先日、デパートのエル・コルテ・イングレス に行ったとき、宝くじ売り場があったので、もう1枚買おうかと一瞬迷いましたが、「どうせ当たらない」と思い直してやめました。
抽選は朝9時ごろから始まります。
機械で当選番号を抽出するのではなく、大きな丸い金網の中に番号の球が入っていて、それを一つずつ取り出して読み上げていきます。
その声を担当するのは、マドリッドの サン・イルデフォンソ学院 の子どもたち。独特の節回しで、番号と金額を歌うように読み上げるあのリズムは、何年聞いても不思議な響きを持っています。
抽選はお昼の1時ごろまで続き、バルではテレビをつけっぱなしにして見守るのが普通です。ただ、今日は月曜日。閉まっているバルも多く、少し静かな抽選日になりました。

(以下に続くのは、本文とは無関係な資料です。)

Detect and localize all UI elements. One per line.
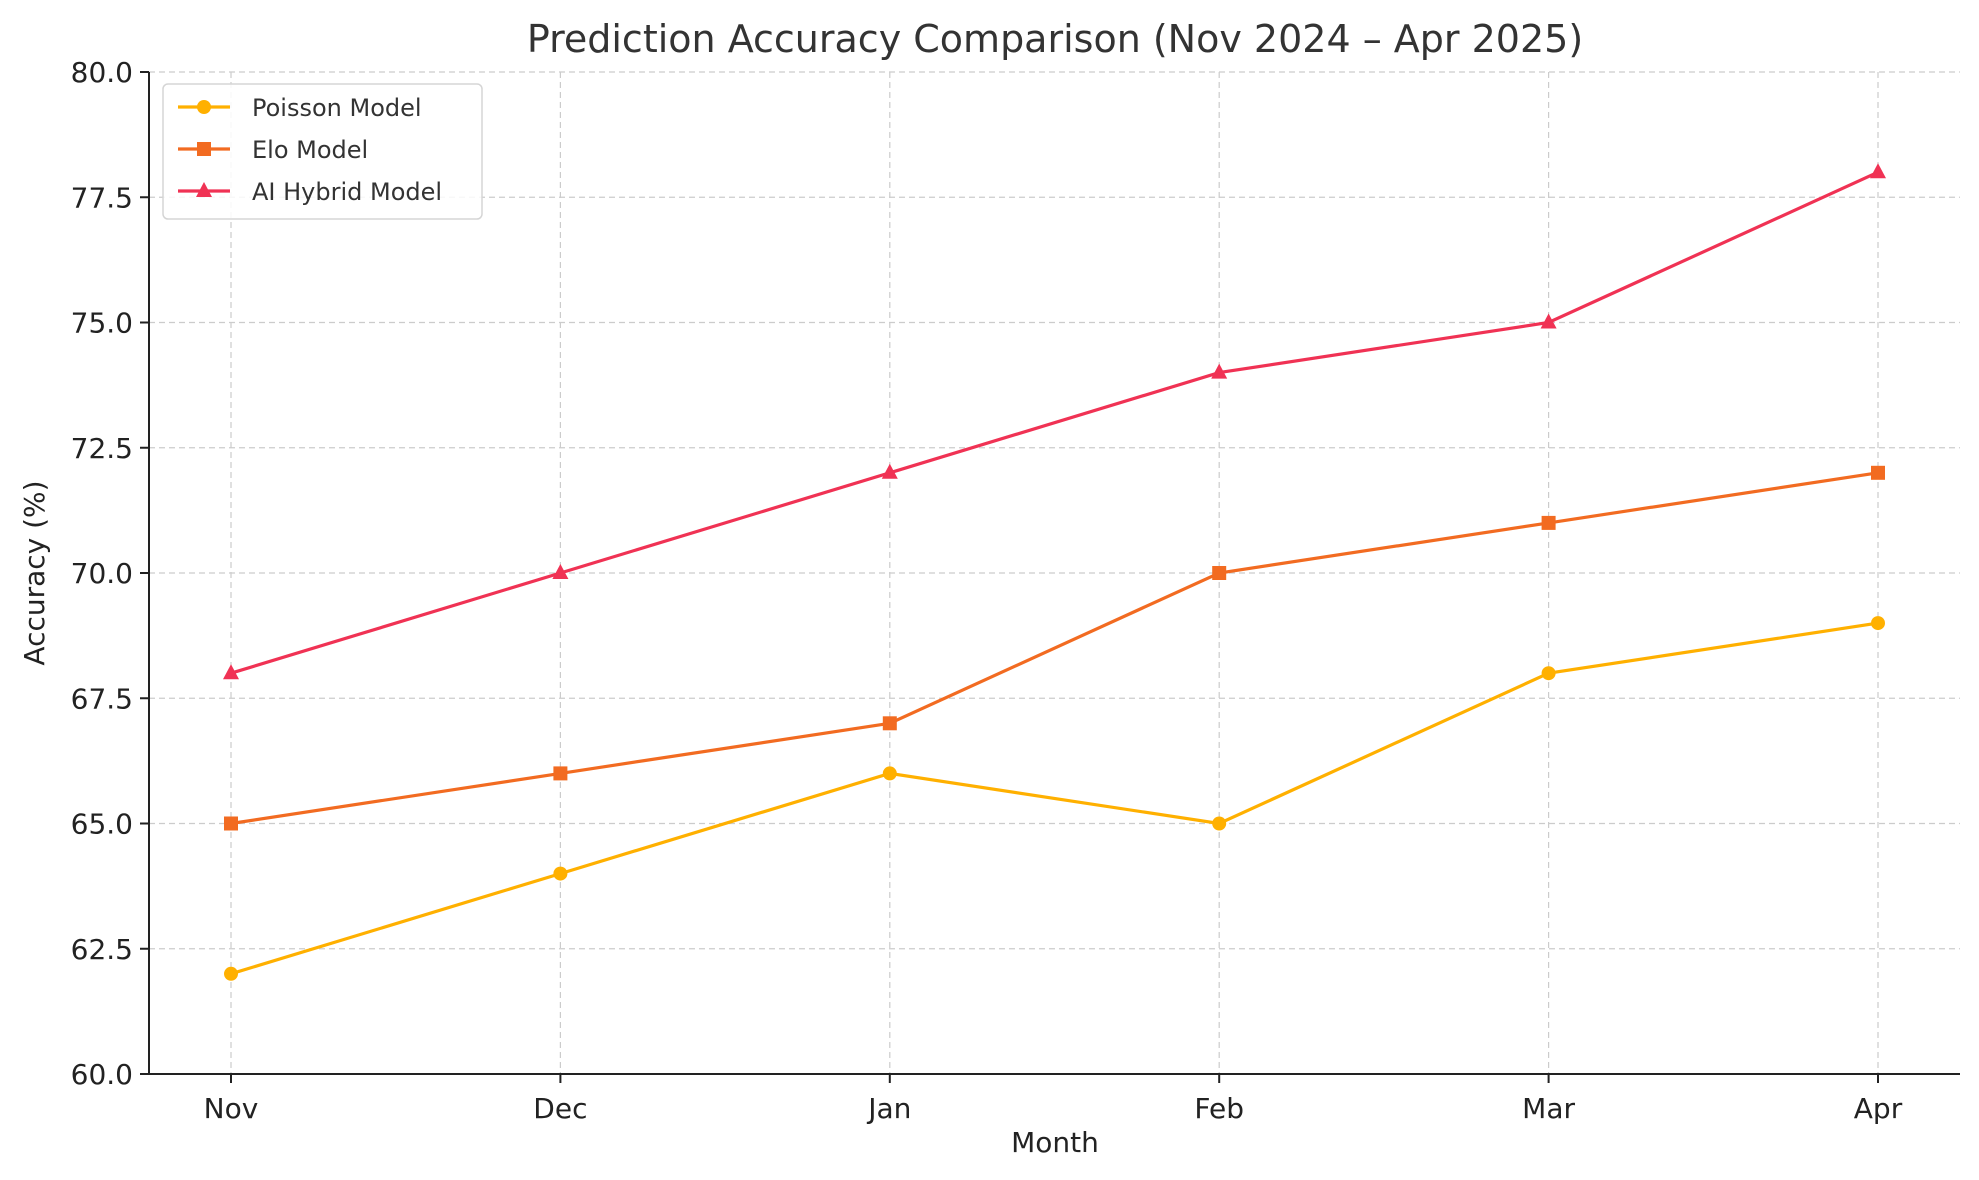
series-line [230,621,1879,976]
x-tick-label: Mar [1522,1092,1575,1125]
x-tick-label: Feb [1194,1092,1244,1125]
legend-label: Elo Model [252,136,368,164]
chart-title: Prediction Accuracy Comparison (Nov 2024… [527,17,1583,61]
y-tick-label: 62.5 [71,933,133,966]
legend-marker [197,100,211,114]
x-tick-label: Dec [533,1092,587,1125]
data-point [224,816,238,831]
data-point [1212,816,1227,831]
series-line [230,170,1879,675]
data-point [1870,163,1886,179]
x-axis-label: Month [1011,1126,1099,1159]
series-ai-hybrid-model [223,163,1886,680]
y-tick-label: 60.0 [71,1058,133,1091]
data-point [553,866,568,881]
data-point [1541,515,1556,530]
legend-label: AI Hybrid Model [252,178,442,206]
data-point [553,766,568,781]
data-point [1211,363,1228,379]
y-tick-label: 80.0 [71,56,133,89]
series-elo-model [224,465,1885,831]
x-tick-label: Apr [1854,1092,1903,1125]
data-point [1541,666,1556,681]
y-tick-label: 67.5 [71,682,133,715]
y-tick-label: 70.0 [71,557,133,590]
data-point [881,463,898,479]
y-tick-label: 72.5 [71,432,133,465]
y-tick-label: 75.0 [71,307,133,340]
legend: Poisson Model Elo Model AI Hybrid Model [162,83,483,220]
series-poisson-model [224,616,1885,981]
x-tick-label: Jan [866,1092,911,1125]
data-point [882,716,897,731]
data-point [223,664,239,680]
legend-marker [196,182,212,197]
legend-label: Poisson Model [252,94,422,122]
y-axis-label: Accuracy (%) [18,480,51,665]
data-point [224,966,238,981]
data-point [552,564,569,579]
data-point [1212,566,1227,580]
y-tick-label: 65.0 [71,808,133,841]
series-line [230,471,1879,826]
x-tick-label: Nov [204,1092,259,1125]
data-point [1871,465,1885,480]
data-point [882,766,897,781]
y-tick-label: 77.5 [71,181,133,214]
data-point [1871,616,1885,631]
legend-frame [162,83,483,220]
legend-marker [197,142,211,156]
data-point [1540,313,1557,329]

この宝くじは同じ番号が何枚も発行されるため、当たると「どこで誰が当選したか」がすぐに知られてしまいます。プライバシーはほとんどありません。
「一等が出た」「ほかの人は4万ユーロ当たったらしい」
そんな噂が、あっという間に広がります。
友人の息子ちゃんの同級生の女性は、数年前にエル・カミーノ・デ・サンティアゴに歩きに行った時に買った宝くじでなんと、一等を当てたんです。賞金は1100万ユーロ。税金を引かれても約900万ユーロ。
今では世界中を旅し、その様子をSNSに投稿しています。村の人たちは、みんな彼女のことを知っています。
私たちはというと、クリスマスの宝くじで以前、9人で200ユーロ当たったことがありました。そのときは、みんなで小さな旅行に使いました。
大金ではなくても、「一緒に当たる」という体験そのものが、すでにお祭りなのです。
今日は誰もが少し落ち着かず、どこかそわそわしています。
「案外、近くの誰かが当たるかもしれない」
そう思うと、つい「1枚くらい買っておこうかな」という気持ちになる。
このスペインのクリスマス宝くじの抽選会は、単なるギャンブルではありません。
長い時間をかけて、子どもたちの声と独特のリズムで、国全体が一つの物語を歌い上げる、そんな音楽の祭典のような時間です。
当たっても当たらなくても、今日は特別な日。
冬の始まりの冷たい空気の中で、スペイン中が同じ歌声に耳を澄ませています。
そして私たちグループは10ユーロ当たりました。😁
最後までお読みいただきありがとうございました。